Apple’s initiatives are not only intended to reduce its own environmental footprint, but also to help toward cleaning the environmental landscape in China, which for so long has been ignored by big-name companies in favor of cheap labor and low manufacturing costs. Apple is working with its suppliers in China, and also announced that all 14 of its final assembly sites in China are now compliant with UL’s Zero Waste to Landfill validation — which certifies that all waste is reused, recycled, composted, or, when necessary, converted into energy.
“We want to show the world that you can manufacture responsibly and we’re working alongside our suppliers to help them lower their environmental impact in China,” said Lisa Jackson, Apple’s vice president of Environment, Policy and Social Initiatives. “We congratulate Lens for their bold step, and hope by sharing the lessons we’ve learned in our transition to renewable energy, our suppliers will continue to access clean power projects, moving China closer to its green manufacturing goals.”

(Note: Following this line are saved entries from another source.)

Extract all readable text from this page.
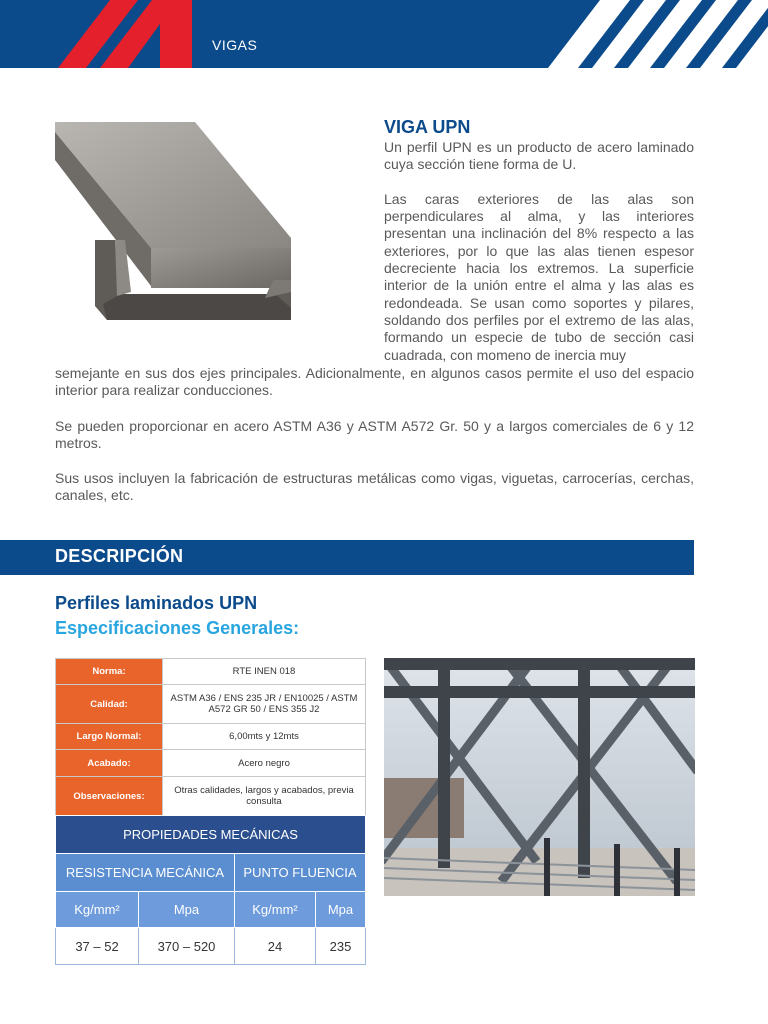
VIGAS
VIGA UPN

Un perfil UPN es un producto de acero laminado cuya sección tiene forma de U.

Las caras exteriores de las alas son perpendiculares al alma, y las interiores presentan una inclinación del 8% respecto a las exteriores, por lo que las alas tienen espesor decreciente hacia los extremos. La superficie interior de la unión entre el alma y las alas es redondeada. Se usan como soportes y pilares, soldando dos perfiles por el extremo de las alas, formando un especie de tubo de sección casi cuadrada, con momeno de inercia muy

semejante en sus dos ejes principales. Adicionalmente, en algunos casos permite el uso del espacio interior para realizar conducciones.

Se pueden proporcionar en acero ASTM A36 y ASTM A572 Gr. 50 y a largos comerciales de 6 y 12 metros.

Sus usos incluyen la fabricación de estructuras metálicas como vigas, viguetas, carrocerías, cerchas, canales, etc.

DESCRIPCIÓN
Perfiles laminados UPN
Especificaciones Generales:
Norma:	RTE INEN 018
Calidad:	ASTM A36 / ENS 235 JR / EN10025 / ASTM A572 GR 50 / ENS 355 J2
Largo Normal:	6,00mts y 12mts
Acabado:	Acero negro
Observaciones:	Otras calidades, largos y acabados, previa consulta
PROPIEDADES MECÁNICAS			
RESISTENCIA MECÁNICA		PUNTO FLUENCIA	
Kg/mm²	Mpa	Kg/mm²	Mpa
37 – 52	370 – 520	24	235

“Our power purchase agreement is the first of its kind in southern China and we hope it will serve as an example for other companies looking to transition to cleaner, more economical sources of power,” added Lens CEO Zhou Qunfei. “We’re pleased to be the first supplier to commit to covering all of our Apple production with renewable energy, and proud to source from local Hunan wind farms to power our facilities in Changsha.”